Now the dog. I pick her up under my left arm. The smell is sickening. We step forward. Left foot, right foot, hay foot, straw foot
. Ten feet, twenty feet, forty feet, eighty…
Can’t take the smell. Can’t handle the double load. I’m breathing hard already. If I’m not careful I’m gonna throw up again and there’s nothing in my stomach but tatters of liver, biliary duct, pancreas, gall bladder. Nor any strength left in either arm. I let the dog drop. She flops to the cinders without complaint.
I sit on the rail and talk to Sollie, saying goodbye. I review our years together, the good times and the bad, and apologize for leaving her now. She consents, too tired to care anymore. I drag her to the ditch on the left, where water runs over the dead leaves and mud. Here she can drink if she wants it. Before the vultures come, the black bear or the bobcat, whatever it may be—neighborhood dogs most likely—that finally terminates her canine existence. Would be the merciful thing, the decent humane thing, to put one of my hollow-point .357s through her brain. But I’ve tried that. I lack the courage to be so kind.
I climb the embankment, pick up my stick and bundle, stagger on. The railway curves before me. At the far end of the turn I look back. Solstice still lies in the ditch, nose down, limp as the dead.
I walk on, no longer a we, searching my heart for a sense of regret. Hard to locate. That dog is better off than I am, damn her lousy mangy flea-bit tick-sucked worm-riddled fungoid carcass, let her die in peace. Pax vobiscum.
I stop. Now that I’m free of that deadweight dog maybe I should go back for my bedroll? No. Too far. The idea of retracing my steps for even a hundred feet seems too wearisome and tragic even for thought. Let it hang.

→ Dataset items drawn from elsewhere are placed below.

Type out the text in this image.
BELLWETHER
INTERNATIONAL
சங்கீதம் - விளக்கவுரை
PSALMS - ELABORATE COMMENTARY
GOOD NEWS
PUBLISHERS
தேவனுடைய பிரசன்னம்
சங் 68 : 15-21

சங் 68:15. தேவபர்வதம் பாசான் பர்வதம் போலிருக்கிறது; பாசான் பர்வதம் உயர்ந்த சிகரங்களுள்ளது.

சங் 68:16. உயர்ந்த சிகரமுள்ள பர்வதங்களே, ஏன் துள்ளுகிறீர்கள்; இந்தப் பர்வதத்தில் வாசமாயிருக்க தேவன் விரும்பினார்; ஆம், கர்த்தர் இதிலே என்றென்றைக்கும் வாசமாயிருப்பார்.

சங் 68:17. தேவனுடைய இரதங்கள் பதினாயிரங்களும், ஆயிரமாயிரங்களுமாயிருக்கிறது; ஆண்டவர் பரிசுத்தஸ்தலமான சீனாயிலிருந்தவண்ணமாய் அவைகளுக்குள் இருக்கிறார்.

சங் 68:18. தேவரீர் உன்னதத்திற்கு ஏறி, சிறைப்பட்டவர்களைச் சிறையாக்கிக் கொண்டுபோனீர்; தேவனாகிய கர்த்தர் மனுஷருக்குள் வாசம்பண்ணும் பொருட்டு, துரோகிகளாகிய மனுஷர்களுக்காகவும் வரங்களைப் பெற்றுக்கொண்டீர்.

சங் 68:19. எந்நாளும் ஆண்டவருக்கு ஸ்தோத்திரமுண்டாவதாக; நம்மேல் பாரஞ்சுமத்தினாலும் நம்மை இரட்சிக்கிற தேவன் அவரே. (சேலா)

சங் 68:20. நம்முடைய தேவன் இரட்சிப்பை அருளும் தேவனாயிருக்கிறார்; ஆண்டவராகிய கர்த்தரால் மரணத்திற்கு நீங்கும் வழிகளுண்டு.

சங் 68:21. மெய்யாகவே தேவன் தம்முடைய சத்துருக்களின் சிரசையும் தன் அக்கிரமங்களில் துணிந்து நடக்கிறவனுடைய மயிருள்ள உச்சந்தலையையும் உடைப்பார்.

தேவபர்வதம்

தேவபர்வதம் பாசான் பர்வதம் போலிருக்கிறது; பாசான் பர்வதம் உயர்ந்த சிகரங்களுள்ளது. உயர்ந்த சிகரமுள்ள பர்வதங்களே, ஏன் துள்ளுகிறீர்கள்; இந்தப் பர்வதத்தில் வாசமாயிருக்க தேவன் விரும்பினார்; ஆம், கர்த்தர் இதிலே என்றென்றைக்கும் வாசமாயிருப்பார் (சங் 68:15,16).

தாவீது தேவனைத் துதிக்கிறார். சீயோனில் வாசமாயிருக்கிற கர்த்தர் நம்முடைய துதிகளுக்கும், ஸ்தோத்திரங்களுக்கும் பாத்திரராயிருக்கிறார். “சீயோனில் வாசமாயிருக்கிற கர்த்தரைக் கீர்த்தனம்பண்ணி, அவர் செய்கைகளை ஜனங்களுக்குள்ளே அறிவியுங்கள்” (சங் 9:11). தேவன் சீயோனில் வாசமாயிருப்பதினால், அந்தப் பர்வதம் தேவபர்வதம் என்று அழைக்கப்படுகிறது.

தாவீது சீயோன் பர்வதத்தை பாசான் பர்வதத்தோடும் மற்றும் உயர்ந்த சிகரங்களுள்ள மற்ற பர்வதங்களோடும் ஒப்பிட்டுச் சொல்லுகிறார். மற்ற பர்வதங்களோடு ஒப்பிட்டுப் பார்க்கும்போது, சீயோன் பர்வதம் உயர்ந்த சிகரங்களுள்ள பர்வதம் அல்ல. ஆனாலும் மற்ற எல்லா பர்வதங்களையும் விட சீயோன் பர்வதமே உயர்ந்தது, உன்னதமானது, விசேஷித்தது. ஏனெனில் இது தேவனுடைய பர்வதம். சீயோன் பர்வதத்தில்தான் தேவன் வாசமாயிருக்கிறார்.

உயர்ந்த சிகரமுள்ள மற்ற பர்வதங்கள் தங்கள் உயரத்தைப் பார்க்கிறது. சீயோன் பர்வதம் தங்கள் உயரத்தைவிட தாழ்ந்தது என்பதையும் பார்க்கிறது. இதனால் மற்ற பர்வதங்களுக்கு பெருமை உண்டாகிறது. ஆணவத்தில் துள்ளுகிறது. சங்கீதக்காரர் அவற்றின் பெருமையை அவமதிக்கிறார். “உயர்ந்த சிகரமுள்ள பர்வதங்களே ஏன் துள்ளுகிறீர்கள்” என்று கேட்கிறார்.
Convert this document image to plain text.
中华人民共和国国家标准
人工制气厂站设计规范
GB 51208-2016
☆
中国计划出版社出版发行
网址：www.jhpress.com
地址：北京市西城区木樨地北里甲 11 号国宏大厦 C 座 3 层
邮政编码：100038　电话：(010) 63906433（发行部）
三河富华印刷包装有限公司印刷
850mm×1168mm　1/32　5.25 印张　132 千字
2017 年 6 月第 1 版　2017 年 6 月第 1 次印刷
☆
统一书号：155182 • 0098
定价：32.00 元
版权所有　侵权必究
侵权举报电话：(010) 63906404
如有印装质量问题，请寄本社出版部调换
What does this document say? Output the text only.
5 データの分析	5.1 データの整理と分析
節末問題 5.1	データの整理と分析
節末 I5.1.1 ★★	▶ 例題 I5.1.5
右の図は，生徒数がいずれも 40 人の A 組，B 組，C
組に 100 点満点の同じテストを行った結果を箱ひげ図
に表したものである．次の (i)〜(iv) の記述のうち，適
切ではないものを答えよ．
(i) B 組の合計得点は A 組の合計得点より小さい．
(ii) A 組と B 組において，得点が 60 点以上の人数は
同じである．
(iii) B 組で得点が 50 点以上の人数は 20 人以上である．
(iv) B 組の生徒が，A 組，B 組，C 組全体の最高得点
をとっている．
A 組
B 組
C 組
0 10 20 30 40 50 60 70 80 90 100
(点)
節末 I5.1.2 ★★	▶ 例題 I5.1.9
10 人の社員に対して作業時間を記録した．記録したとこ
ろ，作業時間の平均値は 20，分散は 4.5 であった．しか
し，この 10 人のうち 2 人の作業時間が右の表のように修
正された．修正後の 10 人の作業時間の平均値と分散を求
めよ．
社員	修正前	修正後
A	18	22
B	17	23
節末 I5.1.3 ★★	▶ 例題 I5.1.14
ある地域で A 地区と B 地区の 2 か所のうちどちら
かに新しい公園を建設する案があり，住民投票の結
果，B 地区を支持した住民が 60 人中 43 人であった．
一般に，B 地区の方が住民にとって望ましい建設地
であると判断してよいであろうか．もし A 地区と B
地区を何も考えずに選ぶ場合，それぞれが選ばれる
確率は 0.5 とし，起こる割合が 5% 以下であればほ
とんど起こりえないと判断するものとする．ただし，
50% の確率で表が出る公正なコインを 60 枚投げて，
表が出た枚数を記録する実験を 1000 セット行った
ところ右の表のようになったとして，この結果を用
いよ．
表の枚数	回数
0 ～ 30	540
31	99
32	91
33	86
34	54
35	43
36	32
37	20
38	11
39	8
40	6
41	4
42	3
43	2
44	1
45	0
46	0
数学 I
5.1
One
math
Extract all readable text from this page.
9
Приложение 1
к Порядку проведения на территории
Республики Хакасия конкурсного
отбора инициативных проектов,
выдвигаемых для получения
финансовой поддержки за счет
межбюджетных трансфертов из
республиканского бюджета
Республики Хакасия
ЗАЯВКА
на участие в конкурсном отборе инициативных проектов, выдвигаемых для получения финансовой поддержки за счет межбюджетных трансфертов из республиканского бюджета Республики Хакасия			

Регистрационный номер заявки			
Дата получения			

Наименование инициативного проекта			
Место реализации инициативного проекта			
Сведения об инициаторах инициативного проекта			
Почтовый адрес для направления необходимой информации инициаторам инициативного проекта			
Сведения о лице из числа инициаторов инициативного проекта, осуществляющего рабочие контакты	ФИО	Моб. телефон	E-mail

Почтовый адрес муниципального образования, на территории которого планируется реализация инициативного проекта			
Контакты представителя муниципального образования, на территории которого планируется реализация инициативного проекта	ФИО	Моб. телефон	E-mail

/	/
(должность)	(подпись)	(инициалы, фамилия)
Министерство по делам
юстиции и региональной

But I turn back. Sure enough, as I’ve half expected, that dog has crawled from the ditch back up on the railway and is dragging herself along from sleeper to sleeper, spike to spike, nose fastened to my spoor. I walk past her without a word. She halts, watching. I retrieve my duffel bag and return to the dog between the rails, pack her into the bag and lurch on down the track. Stupid, I know, but maybe she’ll suffocate in there, die quietly, quickly. Then I’ll dump her in the ditch for good. For eternity. Life is a dog and then you die? No no, life is a joyous dance through daffodils beneath cerulean blue skies. And then? Then what? I forget. I forget what happens next.